I think the best way for clubs to bridge this gap is to hire someone younger, but very bright who can be the internal operator, and then layer in a consultancy to quickly ramp up the knowledge and act as a mentor. This way the club retains the knowledge gain, potentially has the ability to start creating long-term edges for itself, and gets an immediate boost to performance in different areas.
It’s a bit like paying for a transfer to give your young, talented player more time to learn and adapt to the rigours of first team football.
(Note: There will be official news about the launch of StatsBomb Services on December 1st. We have our own custom analytics platform, and offer bespoke consulting for player and manager recruitment, team evaluation, financial valuations, and set piece coaching and execution. If you want to know more, send an email to firstname.lastname@example.org.)
Our numbers have his xG per90 at about .38, so he’s good but not amazing. He’s a ridiculous athlete though, and that aids everything he does while making him extremely difficult to mark. You’re right though, if he had the ball skills of say your typical Spanish player, he’d be unstoppable. As it is, he’s getting by on some elite athleticism, but we’ll see how long that’s sustainable.

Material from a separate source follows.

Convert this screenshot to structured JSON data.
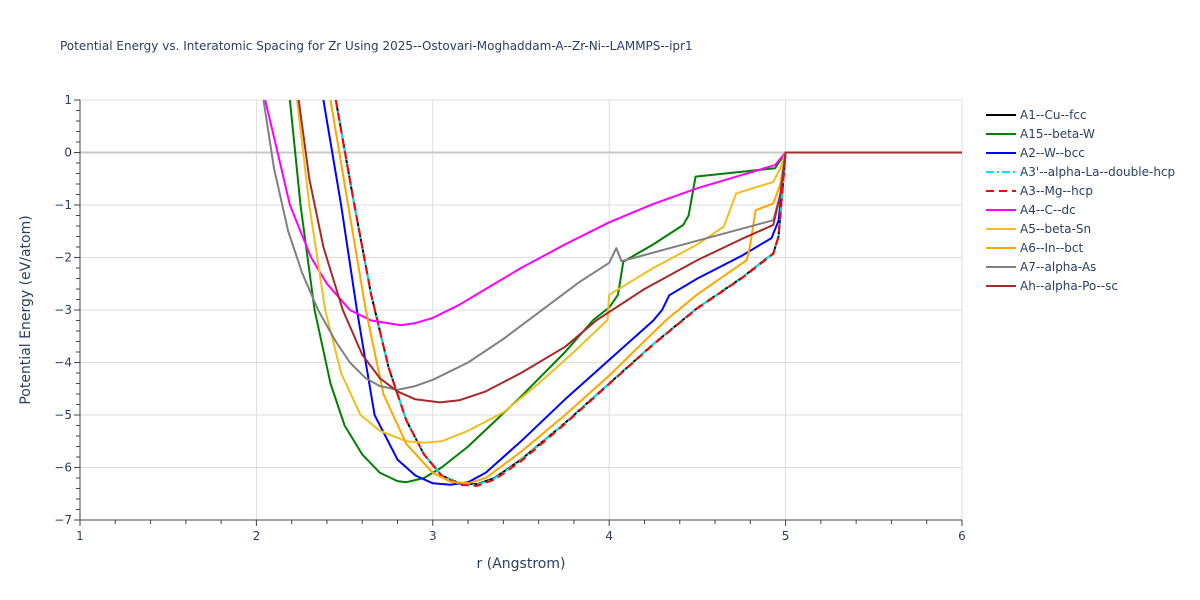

They are both right now. Their league stats are average, though to be fair they have faced a very difficult schedule thus far. Meanwhile, their style of play is conducive to Champions League style football. Ranieri also has vast experience in the competition (and he’s a very good coach), so he’s setting them up to succeed without making big mistakes.
To be honest, I don’t think Leicester really care about the league this year. They won it last year against all odds. This season is about a respectable finish and the best CL run they can possibly make. If those are the goals, the season so far looks just fine.
*tries to figure out a way to answer this that won’t get him blackballed from the industry*
In five years, Tim will be… *struggling* entertaining(?) fans…. *still struggling* likely as a *whooboy* commentator.
Yes, I made it!
Let me tell you though, his involvement with the rumoured takeover of Swindon by Red Bull is just plain weird. Red Bull have proven extremely competent in their football operations across a number of clubs and countries. Tim Sherwood has been anything but.
Time to go.
I hope you enjoyed the show, and even if you didn’t, you can now rejoice in the fact that we don’t have another international break in football until 2017.